Asumsi yang dinyatakan secara eksplisit mungkin kurang berbahaya daripada
asumsi yang tersembunyi. Beberapa keterbatasan pribadi dapat diperbaiki dengan
membandingkan kesimpulan dengan penafsir lain. Perbedaan "pandangan perspektif"
terkadang saling melengkapi dan dapat digabungkan untuk memberikan sintesis yang
lebih lengkap daripada dari sudut pandang tunggal manapun, dalam kasus lain
"penyebut umum" dapat ditemukan dalam interpretasi yang berbeda. Testabilitas
intersubjektif selalu menyiratkan banding ke standar umum yang melampaui penilaian
pribadi. Sejarawan dianggap bertanggung jawab oleh rekan-rekannya untuk
membenarkan kesimpulannya dan untuk menunjukkan jaminan untuk kesimpulannya,
meskipun keputusan akhirnya dapat dijalin dari banyak untaian yang berbeda.
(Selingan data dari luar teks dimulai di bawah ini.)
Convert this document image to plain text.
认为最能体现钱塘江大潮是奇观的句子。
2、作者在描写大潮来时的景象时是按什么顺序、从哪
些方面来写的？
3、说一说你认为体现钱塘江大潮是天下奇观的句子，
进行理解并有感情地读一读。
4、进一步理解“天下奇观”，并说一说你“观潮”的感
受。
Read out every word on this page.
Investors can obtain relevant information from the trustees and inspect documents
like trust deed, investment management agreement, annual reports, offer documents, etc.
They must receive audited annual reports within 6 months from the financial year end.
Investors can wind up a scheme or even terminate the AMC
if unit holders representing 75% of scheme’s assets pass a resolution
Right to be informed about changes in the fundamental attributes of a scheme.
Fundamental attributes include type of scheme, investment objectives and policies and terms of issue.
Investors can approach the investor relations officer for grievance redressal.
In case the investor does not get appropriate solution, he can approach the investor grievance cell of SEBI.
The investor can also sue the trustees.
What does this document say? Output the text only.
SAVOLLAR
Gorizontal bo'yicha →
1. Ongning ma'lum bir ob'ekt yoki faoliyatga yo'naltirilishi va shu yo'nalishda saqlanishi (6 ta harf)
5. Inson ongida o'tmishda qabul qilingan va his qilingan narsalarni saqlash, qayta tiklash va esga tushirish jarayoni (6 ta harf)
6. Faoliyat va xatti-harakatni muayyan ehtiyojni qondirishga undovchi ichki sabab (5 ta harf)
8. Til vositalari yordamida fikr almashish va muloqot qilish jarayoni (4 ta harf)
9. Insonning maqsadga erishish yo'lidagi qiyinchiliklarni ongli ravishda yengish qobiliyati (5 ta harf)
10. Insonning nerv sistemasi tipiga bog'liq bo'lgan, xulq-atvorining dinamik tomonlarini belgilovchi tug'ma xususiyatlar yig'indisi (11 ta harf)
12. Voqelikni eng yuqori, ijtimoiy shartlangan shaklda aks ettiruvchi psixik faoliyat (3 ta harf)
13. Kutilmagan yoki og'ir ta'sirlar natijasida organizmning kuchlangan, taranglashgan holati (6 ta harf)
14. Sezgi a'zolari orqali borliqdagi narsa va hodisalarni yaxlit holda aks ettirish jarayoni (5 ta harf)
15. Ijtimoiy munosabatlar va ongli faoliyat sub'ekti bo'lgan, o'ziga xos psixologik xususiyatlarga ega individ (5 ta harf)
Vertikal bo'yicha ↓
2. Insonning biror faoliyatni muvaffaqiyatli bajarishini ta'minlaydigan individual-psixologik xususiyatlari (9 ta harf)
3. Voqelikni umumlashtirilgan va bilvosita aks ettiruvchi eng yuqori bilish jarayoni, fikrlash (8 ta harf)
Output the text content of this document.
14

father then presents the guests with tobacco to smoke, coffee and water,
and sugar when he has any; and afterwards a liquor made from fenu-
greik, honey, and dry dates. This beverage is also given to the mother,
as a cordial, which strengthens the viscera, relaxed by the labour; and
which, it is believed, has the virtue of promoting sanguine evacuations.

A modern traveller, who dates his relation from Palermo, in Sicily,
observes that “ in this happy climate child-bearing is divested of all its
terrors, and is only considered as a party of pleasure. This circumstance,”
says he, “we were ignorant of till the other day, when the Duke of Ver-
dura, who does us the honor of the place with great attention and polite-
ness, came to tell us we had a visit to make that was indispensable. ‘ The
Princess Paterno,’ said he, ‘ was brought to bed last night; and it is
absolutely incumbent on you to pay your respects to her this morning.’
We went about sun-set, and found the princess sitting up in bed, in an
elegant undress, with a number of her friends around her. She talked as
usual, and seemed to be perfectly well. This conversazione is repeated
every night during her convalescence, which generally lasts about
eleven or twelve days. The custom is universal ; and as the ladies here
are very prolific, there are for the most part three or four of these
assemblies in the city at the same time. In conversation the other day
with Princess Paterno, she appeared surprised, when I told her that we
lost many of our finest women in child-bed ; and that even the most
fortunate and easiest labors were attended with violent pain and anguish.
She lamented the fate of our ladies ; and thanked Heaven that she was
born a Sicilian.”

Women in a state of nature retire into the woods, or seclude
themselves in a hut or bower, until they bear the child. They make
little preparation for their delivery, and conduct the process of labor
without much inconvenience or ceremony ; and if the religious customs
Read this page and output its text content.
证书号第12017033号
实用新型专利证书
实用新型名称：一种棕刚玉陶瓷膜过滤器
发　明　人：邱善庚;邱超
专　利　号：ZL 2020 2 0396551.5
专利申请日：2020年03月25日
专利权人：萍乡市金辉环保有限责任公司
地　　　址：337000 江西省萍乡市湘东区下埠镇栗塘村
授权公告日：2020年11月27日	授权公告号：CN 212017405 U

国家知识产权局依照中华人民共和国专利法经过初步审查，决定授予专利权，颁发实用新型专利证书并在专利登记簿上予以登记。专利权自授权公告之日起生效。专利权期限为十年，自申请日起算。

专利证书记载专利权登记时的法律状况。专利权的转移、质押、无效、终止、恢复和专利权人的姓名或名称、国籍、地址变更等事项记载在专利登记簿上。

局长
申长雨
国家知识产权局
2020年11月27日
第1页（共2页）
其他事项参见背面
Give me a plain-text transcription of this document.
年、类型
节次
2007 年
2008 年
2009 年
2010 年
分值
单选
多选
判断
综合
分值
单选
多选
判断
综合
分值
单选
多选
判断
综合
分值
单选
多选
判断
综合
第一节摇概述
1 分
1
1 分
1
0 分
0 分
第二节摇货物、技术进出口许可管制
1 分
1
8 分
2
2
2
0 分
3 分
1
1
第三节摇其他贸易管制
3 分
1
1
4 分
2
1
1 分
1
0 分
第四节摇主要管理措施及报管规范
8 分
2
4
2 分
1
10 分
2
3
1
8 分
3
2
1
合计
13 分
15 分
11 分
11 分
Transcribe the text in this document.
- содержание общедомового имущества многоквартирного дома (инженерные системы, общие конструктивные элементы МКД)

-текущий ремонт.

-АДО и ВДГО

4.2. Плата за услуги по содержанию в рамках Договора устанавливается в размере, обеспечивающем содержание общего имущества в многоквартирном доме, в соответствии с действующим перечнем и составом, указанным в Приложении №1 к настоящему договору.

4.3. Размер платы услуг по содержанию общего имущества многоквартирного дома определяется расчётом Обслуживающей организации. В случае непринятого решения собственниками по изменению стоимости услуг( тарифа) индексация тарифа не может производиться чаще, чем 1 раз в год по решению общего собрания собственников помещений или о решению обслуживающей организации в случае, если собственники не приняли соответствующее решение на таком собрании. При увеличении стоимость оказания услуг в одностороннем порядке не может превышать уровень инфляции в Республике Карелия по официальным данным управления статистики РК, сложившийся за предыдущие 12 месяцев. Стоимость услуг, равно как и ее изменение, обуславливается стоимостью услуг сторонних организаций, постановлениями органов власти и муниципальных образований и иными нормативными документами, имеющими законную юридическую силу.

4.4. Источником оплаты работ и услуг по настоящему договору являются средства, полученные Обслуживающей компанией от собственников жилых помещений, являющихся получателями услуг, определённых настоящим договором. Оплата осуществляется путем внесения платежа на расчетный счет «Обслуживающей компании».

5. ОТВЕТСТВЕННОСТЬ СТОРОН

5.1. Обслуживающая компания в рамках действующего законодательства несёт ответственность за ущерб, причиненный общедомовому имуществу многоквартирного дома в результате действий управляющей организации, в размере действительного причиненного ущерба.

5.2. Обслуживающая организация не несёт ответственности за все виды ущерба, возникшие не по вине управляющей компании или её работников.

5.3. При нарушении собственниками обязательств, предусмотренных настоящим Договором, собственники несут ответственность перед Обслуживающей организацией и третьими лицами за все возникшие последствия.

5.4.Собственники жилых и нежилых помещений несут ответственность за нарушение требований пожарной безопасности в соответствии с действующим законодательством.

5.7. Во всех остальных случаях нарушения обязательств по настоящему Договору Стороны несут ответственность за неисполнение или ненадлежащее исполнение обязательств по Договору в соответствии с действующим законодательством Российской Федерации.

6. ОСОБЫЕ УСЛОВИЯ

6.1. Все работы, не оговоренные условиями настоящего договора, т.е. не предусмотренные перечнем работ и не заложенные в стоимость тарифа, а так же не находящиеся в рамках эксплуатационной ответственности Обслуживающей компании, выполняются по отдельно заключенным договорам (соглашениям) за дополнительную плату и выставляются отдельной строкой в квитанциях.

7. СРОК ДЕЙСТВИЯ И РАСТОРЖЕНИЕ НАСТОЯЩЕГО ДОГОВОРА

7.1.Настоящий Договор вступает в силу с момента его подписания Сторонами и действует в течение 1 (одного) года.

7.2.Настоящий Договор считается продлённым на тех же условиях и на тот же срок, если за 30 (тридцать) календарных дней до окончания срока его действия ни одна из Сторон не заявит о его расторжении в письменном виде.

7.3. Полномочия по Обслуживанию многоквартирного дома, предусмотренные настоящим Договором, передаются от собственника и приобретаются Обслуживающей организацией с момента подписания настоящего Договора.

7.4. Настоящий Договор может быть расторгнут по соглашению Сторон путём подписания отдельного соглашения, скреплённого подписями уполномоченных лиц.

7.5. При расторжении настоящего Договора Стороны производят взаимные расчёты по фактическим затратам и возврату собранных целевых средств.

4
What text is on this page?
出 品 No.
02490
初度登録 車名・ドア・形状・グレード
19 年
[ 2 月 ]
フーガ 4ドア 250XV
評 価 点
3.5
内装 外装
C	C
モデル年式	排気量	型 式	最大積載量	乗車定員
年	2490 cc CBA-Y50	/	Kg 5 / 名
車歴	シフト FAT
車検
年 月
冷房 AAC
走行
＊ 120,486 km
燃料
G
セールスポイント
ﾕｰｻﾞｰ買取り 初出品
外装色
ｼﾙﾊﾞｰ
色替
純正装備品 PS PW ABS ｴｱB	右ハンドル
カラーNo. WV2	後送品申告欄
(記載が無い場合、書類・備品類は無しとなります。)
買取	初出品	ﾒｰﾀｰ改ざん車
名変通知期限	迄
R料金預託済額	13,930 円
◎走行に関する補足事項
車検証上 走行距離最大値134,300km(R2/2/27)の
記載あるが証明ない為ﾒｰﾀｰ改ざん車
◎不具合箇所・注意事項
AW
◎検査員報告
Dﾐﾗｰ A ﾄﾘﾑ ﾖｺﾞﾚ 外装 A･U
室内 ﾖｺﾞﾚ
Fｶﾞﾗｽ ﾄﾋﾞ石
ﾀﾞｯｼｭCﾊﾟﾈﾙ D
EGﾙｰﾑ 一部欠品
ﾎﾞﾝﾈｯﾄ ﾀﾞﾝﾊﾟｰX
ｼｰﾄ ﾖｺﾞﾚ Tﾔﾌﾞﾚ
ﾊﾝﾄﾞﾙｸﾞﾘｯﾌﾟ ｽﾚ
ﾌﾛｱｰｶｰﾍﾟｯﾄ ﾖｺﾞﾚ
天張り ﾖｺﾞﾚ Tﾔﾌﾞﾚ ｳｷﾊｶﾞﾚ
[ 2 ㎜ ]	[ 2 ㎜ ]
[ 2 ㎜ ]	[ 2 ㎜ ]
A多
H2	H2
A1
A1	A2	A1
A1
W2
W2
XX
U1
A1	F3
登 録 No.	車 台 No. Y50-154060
Standar dan kriteria pengujian dalam komunitas penyelidikan manapun
mencerminkan praanggapan budaya. Asumsi metodologis sendiri tunduk pada variasi
historis. Kecukupan kriteria tertentu tidak dapat dibuktikan dengan kriteria itu
sendiri; penilaian tentang apa yang merupakan analisis sosial yang sehat dapat
diharapkan untuk berubah. Evaluasi seseorang terhadap teori kepribadian
kontemporer sebagian akan bergantung pada perkiraannya tentang kepentingan relatif
berbagai kriteria (komprehensif, relevansi dengan kehidupan yang signifikan,
masalah, keberhasilan dalam merangsang eksperimen yang dapat direproduksi, dan
lain-lain). Sehingga tampak bahwa citra manusia yang digunakan dalam interpretasi
sosial dan sejarah tidak semata-mata diturunkan dari data, tetapi mencerminkan
praanggapan filosofis.
Konsepsi dasar tentang sifat manusia sebagian didasarkan pada pengalaman
sebelumnya, dan secara tidak langsung diuji oleh kemampuan mereka untuk mengatur
data dan melakukan keadilan untuk seluruh pengalaman manusia. Tidak ada
"eksperimen penting" yang sama sekali tidak dapat dijelaskan dalam satu kerangka
kerja dan sepenuhnya dapat dipahami dalam kerangka lain. Gambar-gambar tertentu
tentang manusia tertanam dalam posisi filosofis keseluruhan yang merupakan
interpretasi dari totalitas pengalaman manusia-moral, agama, sosial, dan ilmiah.